Overview
- Manufacturer: FAW-GM
- Production: 2011–2015

Body and chassis
- Class: Compact pickup truck
- Body style: 4-door Truck
- Related: Isuzu D-Max

Powertrain
- Engine: 2.2 L I4 (gasoline) turbo 2.4 L I4 (diesel)
- Transmission: 5-speed manual

Dimensions
- Wheelbase: 3,025 mm (119.1 in)
- Length: 5,070 mm (199.6 in)
- Width: 1,740 mm (68.5 in)
- Height: 1,720 mm (67.7 in)
- Curb weight: 1480kg

= FAW-GM Kuncheng =

Chinese compact pickup

The FAW-GM Kuncheng (坤程) is a compact pickup truck that is developed as a joint venture between General Motors and First Automotive Works.

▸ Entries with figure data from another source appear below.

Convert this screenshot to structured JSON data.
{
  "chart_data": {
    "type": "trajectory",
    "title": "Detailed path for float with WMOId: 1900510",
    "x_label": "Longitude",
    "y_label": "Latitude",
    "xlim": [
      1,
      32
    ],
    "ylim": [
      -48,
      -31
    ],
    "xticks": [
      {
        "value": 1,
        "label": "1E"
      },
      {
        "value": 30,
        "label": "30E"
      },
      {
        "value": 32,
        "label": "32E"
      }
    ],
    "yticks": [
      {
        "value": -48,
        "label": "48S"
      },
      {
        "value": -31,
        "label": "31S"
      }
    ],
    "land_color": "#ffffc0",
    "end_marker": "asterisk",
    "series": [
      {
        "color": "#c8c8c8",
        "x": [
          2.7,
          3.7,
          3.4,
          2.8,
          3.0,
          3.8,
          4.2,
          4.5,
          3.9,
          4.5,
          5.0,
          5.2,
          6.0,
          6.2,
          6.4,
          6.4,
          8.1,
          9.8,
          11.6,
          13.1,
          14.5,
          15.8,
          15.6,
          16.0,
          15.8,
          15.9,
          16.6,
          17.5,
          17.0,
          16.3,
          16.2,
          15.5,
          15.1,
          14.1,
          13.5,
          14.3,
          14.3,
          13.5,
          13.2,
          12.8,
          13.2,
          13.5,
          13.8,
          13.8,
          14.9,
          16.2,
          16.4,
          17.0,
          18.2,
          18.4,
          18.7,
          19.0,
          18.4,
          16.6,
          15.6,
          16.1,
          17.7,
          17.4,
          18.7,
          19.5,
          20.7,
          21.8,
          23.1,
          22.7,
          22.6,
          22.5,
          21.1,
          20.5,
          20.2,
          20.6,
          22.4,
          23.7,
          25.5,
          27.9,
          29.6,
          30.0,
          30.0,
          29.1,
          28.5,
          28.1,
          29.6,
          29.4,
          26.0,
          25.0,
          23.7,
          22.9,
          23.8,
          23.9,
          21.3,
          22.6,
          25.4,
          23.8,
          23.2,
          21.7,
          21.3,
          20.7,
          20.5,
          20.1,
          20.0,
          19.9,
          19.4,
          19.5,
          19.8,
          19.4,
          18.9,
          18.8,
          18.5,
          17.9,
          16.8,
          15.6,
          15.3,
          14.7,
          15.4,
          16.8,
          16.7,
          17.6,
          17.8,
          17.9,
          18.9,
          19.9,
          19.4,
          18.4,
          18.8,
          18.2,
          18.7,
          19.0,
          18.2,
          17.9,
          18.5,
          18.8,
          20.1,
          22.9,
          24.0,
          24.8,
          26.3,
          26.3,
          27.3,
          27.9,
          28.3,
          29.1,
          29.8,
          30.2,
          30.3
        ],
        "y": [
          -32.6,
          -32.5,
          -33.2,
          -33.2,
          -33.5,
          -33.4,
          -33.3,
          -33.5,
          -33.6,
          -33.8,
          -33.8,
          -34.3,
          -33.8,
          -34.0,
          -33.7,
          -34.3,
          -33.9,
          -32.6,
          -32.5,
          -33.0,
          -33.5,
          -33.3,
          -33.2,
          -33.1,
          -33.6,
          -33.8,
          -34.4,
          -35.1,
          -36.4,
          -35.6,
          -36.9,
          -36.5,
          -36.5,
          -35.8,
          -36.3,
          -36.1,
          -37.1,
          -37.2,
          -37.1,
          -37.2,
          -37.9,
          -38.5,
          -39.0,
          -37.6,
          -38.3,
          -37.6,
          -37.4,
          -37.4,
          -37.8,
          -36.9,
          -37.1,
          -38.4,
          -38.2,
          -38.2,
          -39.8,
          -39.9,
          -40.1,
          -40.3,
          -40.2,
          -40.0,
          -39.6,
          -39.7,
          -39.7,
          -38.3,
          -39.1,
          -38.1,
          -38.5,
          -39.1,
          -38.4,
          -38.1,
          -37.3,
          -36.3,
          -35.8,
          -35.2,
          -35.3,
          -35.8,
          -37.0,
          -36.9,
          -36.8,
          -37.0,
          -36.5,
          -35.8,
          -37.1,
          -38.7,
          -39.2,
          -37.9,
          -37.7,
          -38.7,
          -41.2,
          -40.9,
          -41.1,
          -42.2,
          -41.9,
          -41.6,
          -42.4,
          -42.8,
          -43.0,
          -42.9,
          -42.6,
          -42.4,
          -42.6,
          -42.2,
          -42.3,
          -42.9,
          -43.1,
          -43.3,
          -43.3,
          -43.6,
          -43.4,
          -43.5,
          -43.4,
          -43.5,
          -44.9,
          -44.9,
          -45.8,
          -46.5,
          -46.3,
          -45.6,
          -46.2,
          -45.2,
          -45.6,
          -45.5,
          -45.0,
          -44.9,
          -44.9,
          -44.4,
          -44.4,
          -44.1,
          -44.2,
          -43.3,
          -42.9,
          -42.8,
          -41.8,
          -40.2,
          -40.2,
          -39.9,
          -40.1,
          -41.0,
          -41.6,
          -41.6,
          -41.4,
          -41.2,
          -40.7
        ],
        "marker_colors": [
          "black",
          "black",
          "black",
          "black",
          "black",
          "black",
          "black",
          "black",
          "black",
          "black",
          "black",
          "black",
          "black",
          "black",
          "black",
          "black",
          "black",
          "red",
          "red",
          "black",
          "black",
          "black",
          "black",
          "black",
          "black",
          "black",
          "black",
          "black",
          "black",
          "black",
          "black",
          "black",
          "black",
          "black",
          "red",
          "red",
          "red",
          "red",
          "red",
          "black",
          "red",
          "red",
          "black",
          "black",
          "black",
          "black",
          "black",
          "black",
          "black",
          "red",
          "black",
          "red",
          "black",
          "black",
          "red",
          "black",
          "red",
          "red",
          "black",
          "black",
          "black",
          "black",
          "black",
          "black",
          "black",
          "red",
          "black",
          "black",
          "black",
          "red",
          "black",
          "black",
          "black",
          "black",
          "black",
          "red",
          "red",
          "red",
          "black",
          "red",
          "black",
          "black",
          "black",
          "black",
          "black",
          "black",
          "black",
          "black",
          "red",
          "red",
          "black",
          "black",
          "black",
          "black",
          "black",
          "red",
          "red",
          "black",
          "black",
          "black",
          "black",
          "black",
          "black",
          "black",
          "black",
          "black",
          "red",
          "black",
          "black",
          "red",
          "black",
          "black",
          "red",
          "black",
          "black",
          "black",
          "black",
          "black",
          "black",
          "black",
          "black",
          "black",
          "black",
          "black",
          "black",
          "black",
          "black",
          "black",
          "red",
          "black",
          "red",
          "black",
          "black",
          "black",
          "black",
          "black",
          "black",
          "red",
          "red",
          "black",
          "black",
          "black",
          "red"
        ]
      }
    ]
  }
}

It is currently sold only in mainland China.

==Overview==
The FAW-GM Kuncheng pickup is only available as a crew cab with the body being shared with the pre-facelift first generation Isuzu D-Max due to the GM connection. The powertrain is a domestic-sourced 2.2 liter gasoline engine from Chinese engine maker Xin’guang Huachen with a maximum output of 76 kW and 193 Nm, mated to a 5-speed manual transmission. A model powered by a 2.4 liter diesel engine is also available.